Liberal Anti-Democrats

Over on American.com, I’ve got up an essay this morning on the deep ambivalence liberals have toward popular democracy.  Their incoherence goes back to the theoretical Progressivism of people like Woodrow Wilson, who wanted both more democracy and less democracy at the same time.  Here’s the key paragraph:

At the core of “Progressivism,” as it was called then and is again today, was the view that more and more of the business of individuals and society was best supervised by expert administrators sealed off from the transient pressures of popular politics. So at the same time that Progressives championed “more democracy” in the form of populist initiatives, referendum, and recalls, they also developed a theory deeply anti-democratic in its implications. As the famous phrase from Saint-Simon had it, “the government of men is to be replaced by the administration of things.” But this undermines the very basis of democratic self-rule.

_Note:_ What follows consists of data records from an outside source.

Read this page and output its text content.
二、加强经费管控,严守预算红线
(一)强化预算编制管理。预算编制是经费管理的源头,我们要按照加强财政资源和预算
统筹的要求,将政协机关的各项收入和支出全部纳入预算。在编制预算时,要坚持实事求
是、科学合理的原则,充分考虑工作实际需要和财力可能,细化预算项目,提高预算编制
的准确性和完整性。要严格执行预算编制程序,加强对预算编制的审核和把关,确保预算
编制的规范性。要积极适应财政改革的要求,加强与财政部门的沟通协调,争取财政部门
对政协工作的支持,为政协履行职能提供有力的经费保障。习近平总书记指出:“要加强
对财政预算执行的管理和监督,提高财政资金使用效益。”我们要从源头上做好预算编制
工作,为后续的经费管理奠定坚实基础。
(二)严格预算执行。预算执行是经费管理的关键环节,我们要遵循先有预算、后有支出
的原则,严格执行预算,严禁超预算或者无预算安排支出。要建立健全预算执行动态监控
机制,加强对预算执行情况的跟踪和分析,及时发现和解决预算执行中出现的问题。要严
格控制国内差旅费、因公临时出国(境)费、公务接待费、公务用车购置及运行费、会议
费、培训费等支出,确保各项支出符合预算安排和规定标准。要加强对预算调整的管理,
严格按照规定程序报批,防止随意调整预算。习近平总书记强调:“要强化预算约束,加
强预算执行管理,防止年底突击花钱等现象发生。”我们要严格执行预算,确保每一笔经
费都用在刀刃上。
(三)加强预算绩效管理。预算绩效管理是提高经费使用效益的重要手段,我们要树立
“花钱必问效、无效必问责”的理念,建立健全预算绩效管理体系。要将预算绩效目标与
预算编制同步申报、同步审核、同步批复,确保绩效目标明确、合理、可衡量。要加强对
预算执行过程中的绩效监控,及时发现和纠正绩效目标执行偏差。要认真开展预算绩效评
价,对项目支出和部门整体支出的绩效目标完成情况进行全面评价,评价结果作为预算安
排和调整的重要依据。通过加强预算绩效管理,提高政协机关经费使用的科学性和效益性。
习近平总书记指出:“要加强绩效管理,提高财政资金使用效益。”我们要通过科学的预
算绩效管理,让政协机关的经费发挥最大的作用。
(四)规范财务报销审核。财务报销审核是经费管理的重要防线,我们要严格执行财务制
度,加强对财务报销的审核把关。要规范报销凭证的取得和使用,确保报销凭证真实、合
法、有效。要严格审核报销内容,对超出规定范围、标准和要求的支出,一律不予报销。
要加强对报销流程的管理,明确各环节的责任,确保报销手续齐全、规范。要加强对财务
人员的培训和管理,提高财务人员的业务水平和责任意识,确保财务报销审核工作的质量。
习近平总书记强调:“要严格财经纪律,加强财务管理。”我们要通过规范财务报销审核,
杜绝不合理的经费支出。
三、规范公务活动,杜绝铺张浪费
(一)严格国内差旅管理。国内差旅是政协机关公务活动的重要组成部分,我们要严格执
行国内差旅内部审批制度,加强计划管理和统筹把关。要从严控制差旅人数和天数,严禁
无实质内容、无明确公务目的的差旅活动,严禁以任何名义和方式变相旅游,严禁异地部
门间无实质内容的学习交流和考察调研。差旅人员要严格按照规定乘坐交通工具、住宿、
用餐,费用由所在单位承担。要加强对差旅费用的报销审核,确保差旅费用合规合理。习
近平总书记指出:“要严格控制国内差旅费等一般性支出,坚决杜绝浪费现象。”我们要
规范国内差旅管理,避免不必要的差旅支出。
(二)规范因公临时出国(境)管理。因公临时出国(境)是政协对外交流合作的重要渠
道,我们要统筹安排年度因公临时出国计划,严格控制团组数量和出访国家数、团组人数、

No one better typifies the incoherence of Progressivism on this point than Woodrow Wilson, an enthusiastic theorist of the modern administrative state who couldn’t clearly express why we would still need to have elections in the future. In Wilson’s mind, elections would become an expression of some kind of watery, Rousseauian general will, but certainly not change specific policies or the nature of administrative government.

Bottom line: at the end of the day, modern liberalism will increasingly come down on the side of less democracy.  More on this later, perhaps.  I’m in an airport right now.